В книге рассказывается история главного героя, который сталкивается с различными проблемами и препятствиями на протяжении всего своего путешествия. По пути он встречает множество второстепенных персонажей, которые играют важные роли в истории. Благодаря опыту главного героя книга исследует такие темы, как любовь, потеря, надежда и стойкость. По мере того, как главный герой преодолевает свои трудности, он усваивает ценные уроки жизни и растет как личность.
В книге оцениваются события новейшей истории с позиций учения Даниила Андреева Роза Мира, а также дается краткое описание развития человеческой цивилизации под влиянием сил Света и Тьмы со времен Христа. Подробно описываются способы экономического порабощения Америкой стран Азии, Латинской Америки и др., роль США в развале Советского Союза, в госперевороте на Украине в 2014 году. Дается альтернативное общепринятому видение событий 11 сентября 2001 года. Описывается применение США психотронного оружия для достижения своих военных и политических целей, а также роль США в подготовке катастрофы планетарного масштаба под влиянием Противобога.Орфография и пунктуация автора сохранены.
В книге рассказывается история главного героя, который сталкивается с различными проблемами и препятствиями на протяжении всего своего путешествия. По пути он встречает множество второстепенных персонажей, которые играют важные роли в истории. Благодаря опыту главного героя книга исследует такие темы, как любовь, потеря, надежда и стойкость. По мере того, как главный герой преодолевает свои трудности, он усваивает ценные уроки жизни и растет как личность.

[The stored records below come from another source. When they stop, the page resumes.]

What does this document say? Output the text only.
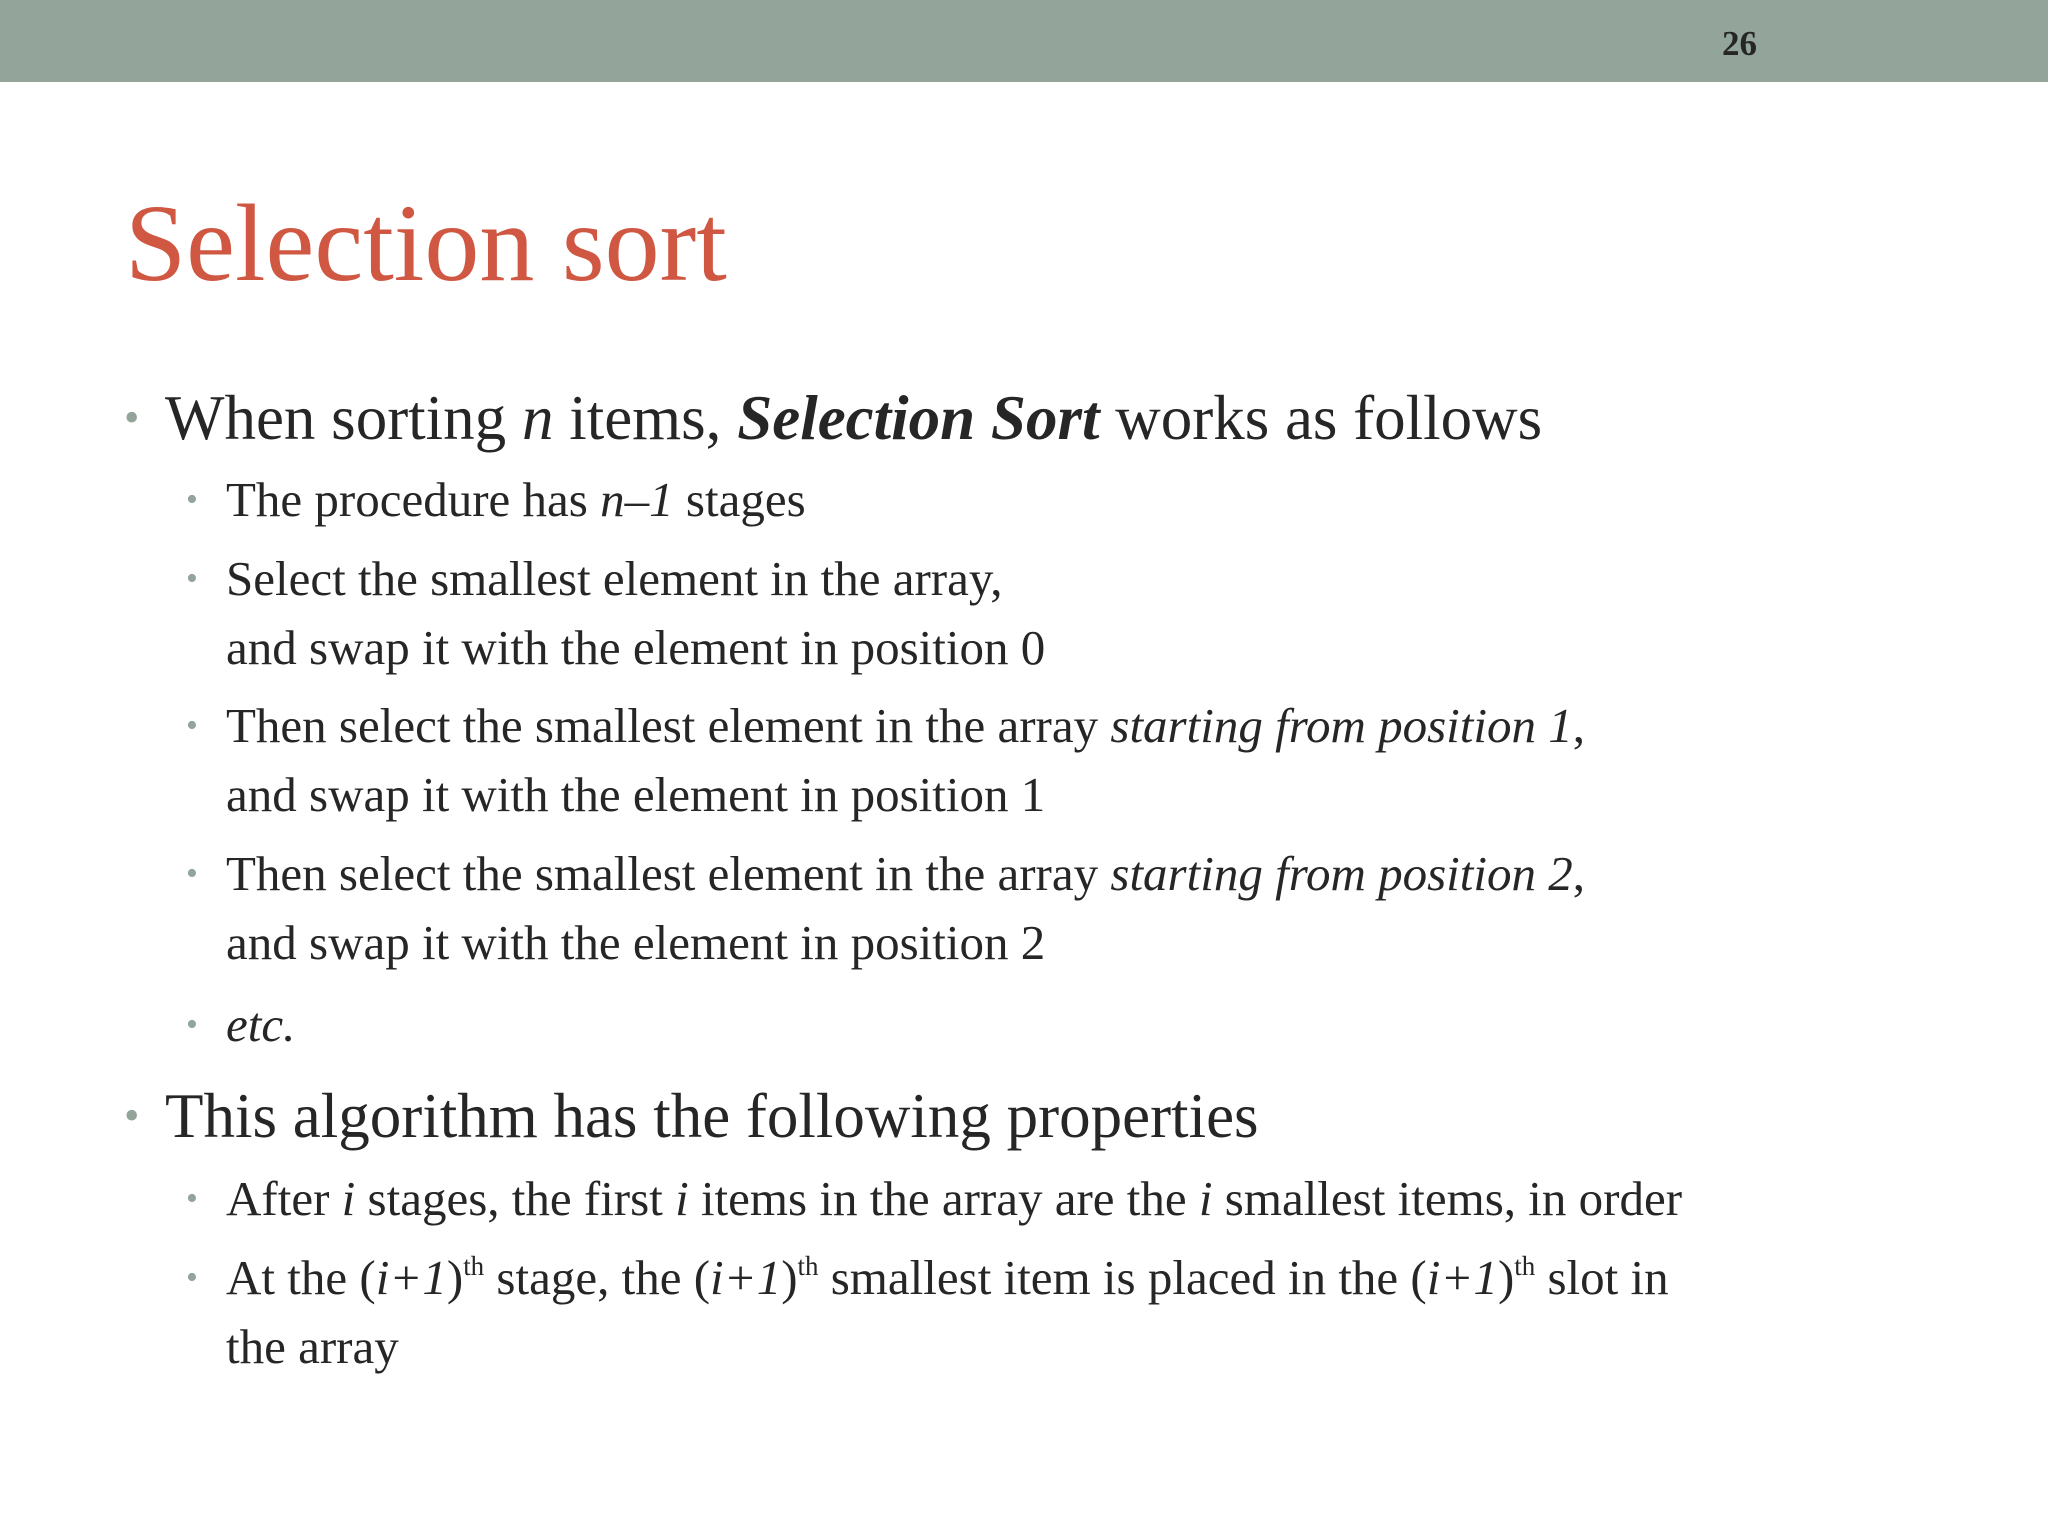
26
Selection sort
• When sorting n items, Selection Sort works as follows
• The procedure has n–1 stages
• Select the smallest element in the array,
and swap it with the element in position 0
• Then select the smallest element in the array starting from position 1,
and swap it with the element in position 1
• Then select the smallest element in the array starting from position 2,
and swap it with the element in position 2
• etc.
• This algorithm has the following properties
• After i stages, the first i items in the array are the i smallest items, in order
• At the $(i+1)^{th}$ stage, the $(i+1)^{th}$ smallest item is placed in the $(i+1)^{th}$ slot in
the array
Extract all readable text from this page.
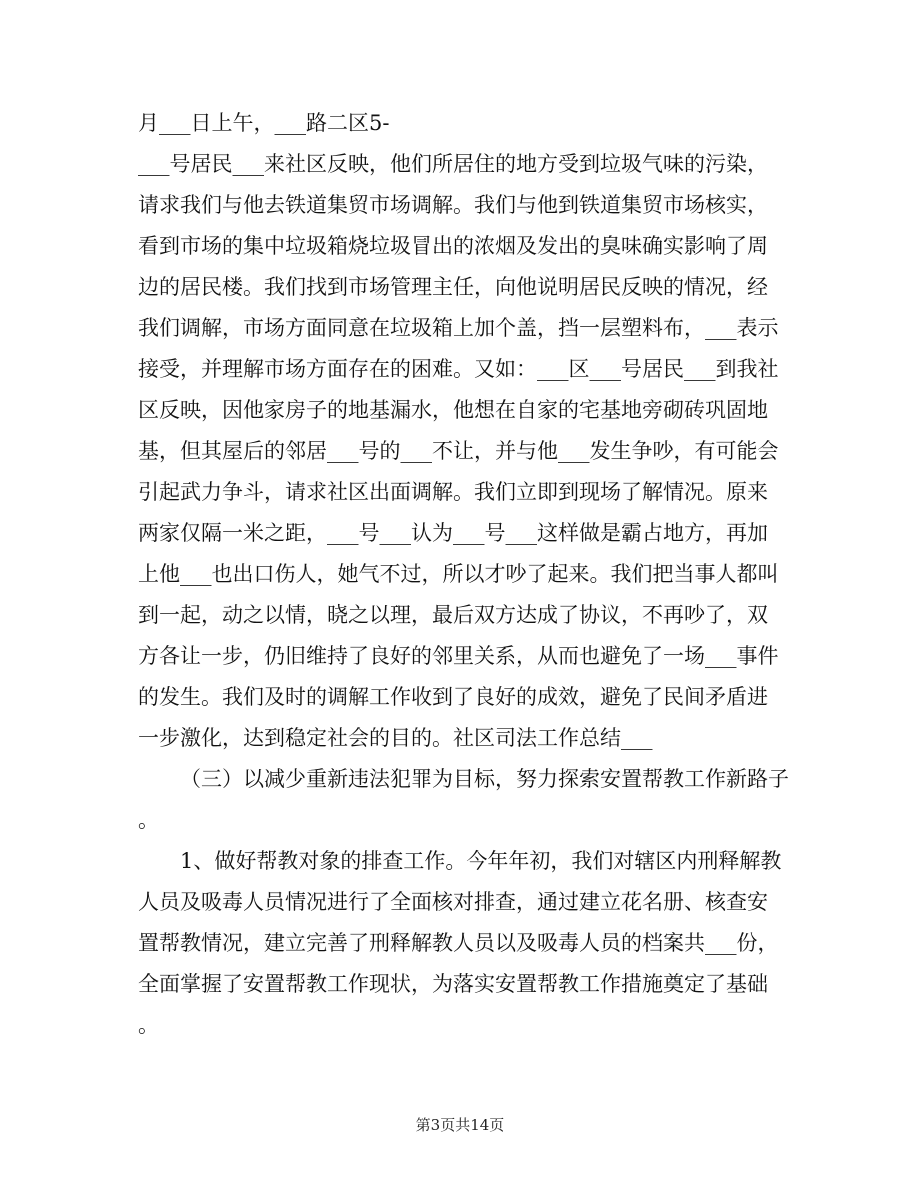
月___日上午，___路二区5-
___号居民___来社区反映，他们所居住的地方受到垃圾气味的污染，
请求我们与他去铁道集贸市场调解。我们与他到铁道集贸市场核实，
看到市场的集中垃圾箱烧垃圾冒出的浓烟及发出的臭味确实影响了周
边的居民楼。我们找到市场管理主任，向他说明居民反映的情况，经
我们调解，市场方面同意在垃圾箱上加个盖，挡一层塑料布，___表示
接受，并理解市场方面存在的困难。又如：___区___号居民___到我社
区反映，因他家房子的地基漏水，他想在自家的宅基地旁砌砖巩固地
基，但其屋后的邻居___号的___不让，并与他___发生争吵，有可能会
引起武力争斗，请求社区出面调解。我们立即到现场了解情况。原来
两家仅隔一米之距，___号___认为___号___这样做是霸占地方，再加
上他___也出口伤人，她气不过，所以才吵了起来。我们把当事人都叫
到一起，动之以情，晓之以理，最后双方达成了协议，不再吵了，双
方各让一步，仍旧维持了良好的邻里关系，从而也避免了一场___事件
的发生。我们及时的调解工作收到了良好的成效，避免了民间矛盾进
一步激化，达到稳定社会的目的。社区司法工作总结___
（三）以减少重新违法犯罪为目标，努力探索安置帮教工作新路子
。
1、做好帮教对象的排查工作。今年年初，我们对辖区内刑释解教
人员及吸毒人员情况进行了全面核对排查，通过建立花名册、核查安
置帮教情况，建立完善了刑释解教人员以及吸毒人员的档案共___份，
全面掌握了安置帮教工作现状，为落实安置帮教工作措施奠定了基础
。
第3页共14页
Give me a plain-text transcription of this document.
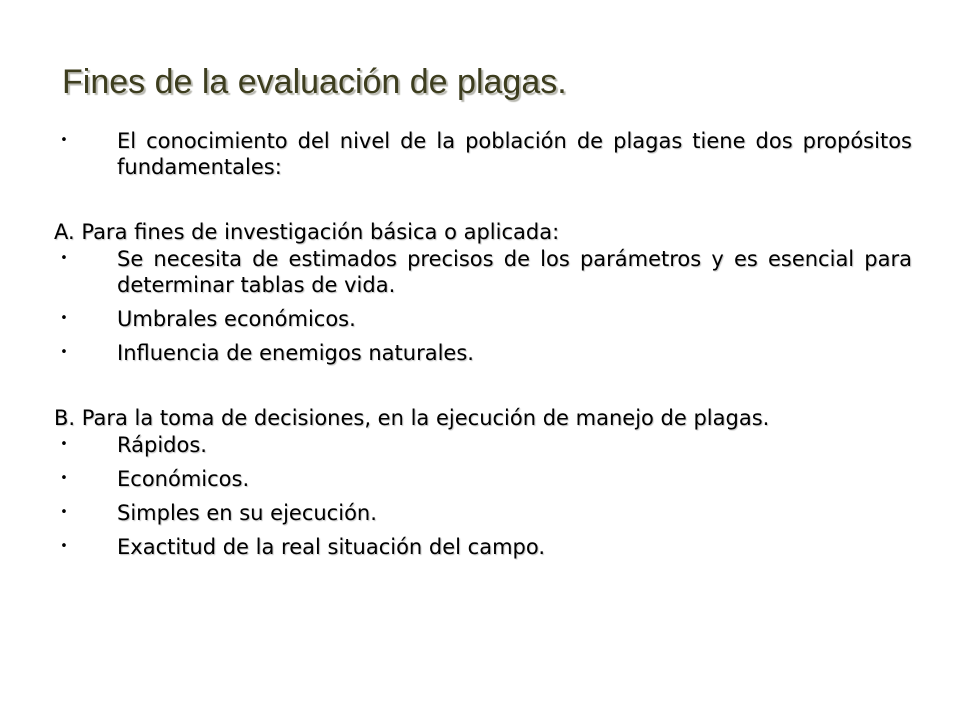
Fines de la evaluación de plagas.

• El conocimiento del nivel de la población de plagas tiene dos propósitos fundamentales:

A. Para fines de investigación básica o aplicada:

• Se necesita de estimados precisos de los parámetros y es esencial para determinar tablas de vida.

• Umbrales económicos.

• Influencia de enemigos naturales.

B. Para la toma de decisiones, en la ejecución de manejo de plagas.

• Rápidos.

• Económicos.

• Simples en su ejecución.

• Exactitud de la real situación del campo.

Основным спорным вопросом в познании истины бытия окружающего материального мира является вопрос о существовании Бога. Если Бог существует, то сотворение жизни на Земле Богом, описанное в Книге Моисея, должно иметь научное подтверждение, так как творение Бога по изменению материи могло происходить лишь по физическим законам, которые присущи материи, и которые Бог изменить не может. Материя существовала всегда, то есть, бесконечно долго в прошлом времени, а Бог развился в какое-то время из материи, возможно даже по теории Дарвина.
В книге рассказывается история главного героя, который сталкивается с различными проблемами и препятствиями на протяжении всего своего путешествия. По пути он встречает множество второстепенных персонажей, которые играют важные роли в истории. Благодаря опыту главного героя книга исследует такие темы, как любовь, потеря, надежда и стойкость. По мере того, как главный герой преодолевает свои трудности, он усваивает ценные уроки жизни и растет как личность.
Курская магнитная аномалия — величайший железорудный бассейн планеты. Заинтересованное внимание читателей привлекают и по-своему драматическая история КМА, и бурный размах строительства гигантского промышленного комплекса в сердце Российской Федерации.Писатель Георгий Кублицкий рассказывает о многих сторонах жизни и быта горняцких городов, о гигантских карьерах, где работают машины, рожденные научно-технической революцией, о делах и героях рудного бассейна.